En patois dauphinois, moine se dit moueino - et j'imagine que le o final est quasi-muet. Or les alpages de Samoëns ont été, au Moyen-Age, exploités au profit d'abord de l'abbaye de Saint-Jean d'Aulps, puis de celle de Sixt (voir Histoire de Samoëns: Sept montagnes et des siècles, de Colette Gérôme).
C'est d'ailleurs, comme je l'indique plus haut, à l'occasion de la donation de l'église de Samoëns à l'abbaye de Sixt que le nom de Samoëns apparaît pour la première fois par écrit, sous la forme Samoen.
Pourquoi alors ne pas imaginer que Samoëns signifie, en patois, le pré aux moines, cha - moueino ?
6. Allez, encore une petite.

En ancien français, le mot moing signifie "estropié, manchot". C'est de là que vient notre mot moignon.

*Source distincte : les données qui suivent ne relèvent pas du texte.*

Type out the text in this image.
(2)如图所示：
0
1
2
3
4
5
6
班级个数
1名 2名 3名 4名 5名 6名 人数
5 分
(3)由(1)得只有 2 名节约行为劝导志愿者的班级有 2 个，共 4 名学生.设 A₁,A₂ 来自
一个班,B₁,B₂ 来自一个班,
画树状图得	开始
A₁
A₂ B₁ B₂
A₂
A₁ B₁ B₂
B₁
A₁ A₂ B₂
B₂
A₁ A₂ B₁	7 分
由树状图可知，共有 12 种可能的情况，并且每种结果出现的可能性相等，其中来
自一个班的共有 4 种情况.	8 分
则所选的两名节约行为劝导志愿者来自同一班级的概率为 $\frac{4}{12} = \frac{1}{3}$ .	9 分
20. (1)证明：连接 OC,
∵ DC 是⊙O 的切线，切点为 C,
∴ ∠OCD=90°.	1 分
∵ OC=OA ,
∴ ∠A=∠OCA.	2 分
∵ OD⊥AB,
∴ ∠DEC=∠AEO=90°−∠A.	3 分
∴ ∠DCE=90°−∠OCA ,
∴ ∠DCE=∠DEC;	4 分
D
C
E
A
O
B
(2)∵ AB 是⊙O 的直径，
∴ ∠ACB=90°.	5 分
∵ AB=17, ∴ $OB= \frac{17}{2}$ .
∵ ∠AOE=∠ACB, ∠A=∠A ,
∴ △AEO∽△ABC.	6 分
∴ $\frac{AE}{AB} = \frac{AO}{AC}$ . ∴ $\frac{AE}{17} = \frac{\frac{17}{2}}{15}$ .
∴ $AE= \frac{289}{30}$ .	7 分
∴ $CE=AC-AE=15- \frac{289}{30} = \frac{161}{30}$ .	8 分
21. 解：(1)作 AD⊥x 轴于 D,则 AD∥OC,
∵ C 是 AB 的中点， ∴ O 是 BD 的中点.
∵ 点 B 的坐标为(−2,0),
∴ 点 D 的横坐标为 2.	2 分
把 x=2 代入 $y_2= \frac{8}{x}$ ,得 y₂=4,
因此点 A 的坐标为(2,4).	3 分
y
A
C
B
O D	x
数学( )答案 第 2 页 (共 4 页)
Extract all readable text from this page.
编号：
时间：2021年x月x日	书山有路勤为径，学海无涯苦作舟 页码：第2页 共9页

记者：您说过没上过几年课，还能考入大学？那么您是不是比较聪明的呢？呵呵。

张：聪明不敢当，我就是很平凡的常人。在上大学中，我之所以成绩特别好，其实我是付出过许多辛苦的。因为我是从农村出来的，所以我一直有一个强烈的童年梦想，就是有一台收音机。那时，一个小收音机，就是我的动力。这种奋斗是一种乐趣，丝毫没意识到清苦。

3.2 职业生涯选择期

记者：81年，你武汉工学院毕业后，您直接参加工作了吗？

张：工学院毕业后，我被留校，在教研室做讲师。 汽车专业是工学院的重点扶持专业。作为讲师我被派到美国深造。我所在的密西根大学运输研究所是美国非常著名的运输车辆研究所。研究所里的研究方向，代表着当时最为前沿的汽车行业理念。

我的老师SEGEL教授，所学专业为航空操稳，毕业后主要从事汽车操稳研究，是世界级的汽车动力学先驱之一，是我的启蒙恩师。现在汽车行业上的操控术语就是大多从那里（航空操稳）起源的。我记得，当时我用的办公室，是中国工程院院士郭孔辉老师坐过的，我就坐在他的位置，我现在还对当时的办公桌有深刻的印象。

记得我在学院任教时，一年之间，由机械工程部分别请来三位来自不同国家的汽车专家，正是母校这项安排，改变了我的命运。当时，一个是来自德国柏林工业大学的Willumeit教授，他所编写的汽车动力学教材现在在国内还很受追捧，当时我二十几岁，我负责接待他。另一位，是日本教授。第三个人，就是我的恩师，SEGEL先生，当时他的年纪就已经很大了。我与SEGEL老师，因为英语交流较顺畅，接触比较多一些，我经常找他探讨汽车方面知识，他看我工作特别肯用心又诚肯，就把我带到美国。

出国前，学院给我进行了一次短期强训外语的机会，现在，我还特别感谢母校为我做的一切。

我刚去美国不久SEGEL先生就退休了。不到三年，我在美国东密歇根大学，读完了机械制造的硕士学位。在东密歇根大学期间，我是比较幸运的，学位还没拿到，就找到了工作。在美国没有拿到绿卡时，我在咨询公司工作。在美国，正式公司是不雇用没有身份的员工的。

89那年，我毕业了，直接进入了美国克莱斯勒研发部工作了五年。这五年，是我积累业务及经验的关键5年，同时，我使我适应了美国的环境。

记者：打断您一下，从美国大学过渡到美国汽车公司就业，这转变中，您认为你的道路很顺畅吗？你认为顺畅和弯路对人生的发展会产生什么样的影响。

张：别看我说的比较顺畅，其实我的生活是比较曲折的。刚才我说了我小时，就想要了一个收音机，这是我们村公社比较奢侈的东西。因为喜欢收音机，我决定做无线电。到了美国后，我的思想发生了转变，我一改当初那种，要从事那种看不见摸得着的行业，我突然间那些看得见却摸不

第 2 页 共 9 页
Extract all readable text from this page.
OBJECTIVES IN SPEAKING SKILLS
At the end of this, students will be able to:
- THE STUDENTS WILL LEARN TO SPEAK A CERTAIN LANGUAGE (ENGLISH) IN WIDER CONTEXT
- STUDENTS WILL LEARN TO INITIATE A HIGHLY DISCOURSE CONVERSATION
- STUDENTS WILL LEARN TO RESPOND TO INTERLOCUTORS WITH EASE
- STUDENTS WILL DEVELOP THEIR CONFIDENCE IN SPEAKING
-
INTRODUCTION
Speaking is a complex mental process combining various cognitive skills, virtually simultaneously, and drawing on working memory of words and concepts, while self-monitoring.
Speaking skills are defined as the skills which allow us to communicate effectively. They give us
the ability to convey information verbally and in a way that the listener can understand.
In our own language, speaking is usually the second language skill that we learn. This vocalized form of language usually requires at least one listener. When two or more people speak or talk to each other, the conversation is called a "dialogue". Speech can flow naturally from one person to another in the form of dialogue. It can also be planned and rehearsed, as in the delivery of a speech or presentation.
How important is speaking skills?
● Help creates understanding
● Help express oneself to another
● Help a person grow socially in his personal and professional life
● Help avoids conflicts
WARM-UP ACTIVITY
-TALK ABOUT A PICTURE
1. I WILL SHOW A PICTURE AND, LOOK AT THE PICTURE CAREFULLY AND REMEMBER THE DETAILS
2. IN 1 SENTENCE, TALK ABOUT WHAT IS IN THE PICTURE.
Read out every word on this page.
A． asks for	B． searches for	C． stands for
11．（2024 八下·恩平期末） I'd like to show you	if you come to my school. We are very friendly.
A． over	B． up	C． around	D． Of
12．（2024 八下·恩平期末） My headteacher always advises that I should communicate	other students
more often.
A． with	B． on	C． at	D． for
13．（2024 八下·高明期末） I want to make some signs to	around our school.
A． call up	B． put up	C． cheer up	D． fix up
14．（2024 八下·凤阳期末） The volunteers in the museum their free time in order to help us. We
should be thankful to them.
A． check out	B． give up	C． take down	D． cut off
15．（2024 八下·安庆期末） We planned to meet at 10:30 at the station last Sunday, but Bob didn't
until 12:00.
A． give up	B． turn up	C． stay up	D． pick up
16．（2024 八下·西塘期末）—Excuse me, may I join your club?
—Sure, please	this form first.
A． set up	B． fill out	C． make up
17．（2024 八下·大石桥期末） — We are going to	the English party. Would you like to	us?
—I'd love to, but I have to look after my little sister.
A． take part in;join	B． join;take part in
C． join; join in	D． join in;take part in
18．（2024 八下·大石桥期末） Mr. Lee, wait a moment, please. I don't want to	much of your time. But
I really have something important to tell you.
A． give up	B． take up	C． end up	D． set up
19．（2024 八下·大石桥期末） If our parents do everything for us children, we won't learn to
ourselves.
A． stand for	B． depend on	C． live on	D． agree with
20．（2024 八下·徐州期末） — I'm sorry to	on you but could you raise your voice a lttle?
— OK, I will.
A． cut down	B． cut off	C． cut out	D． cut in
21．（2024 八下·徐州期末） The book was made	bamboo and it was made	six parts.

Ce mot descendrait du latin mundiare, "couper pour rendre propre" (de mundus, élégant, propre, pur - cf. le français immonde). On a aussi en ancien français les verbes moignier ou esmoigner, mutiler (cf. le français émonder). Le nom de Samoëns - qu'on écrivait à une époque Samoeng, et qu'on prononçait en patois Chamoen - pourrait ainsi être une combinaison de cha, le pré, et moing, l'estropié : Samoëns signifierait ainsi "le pré du manchot", cha - moing.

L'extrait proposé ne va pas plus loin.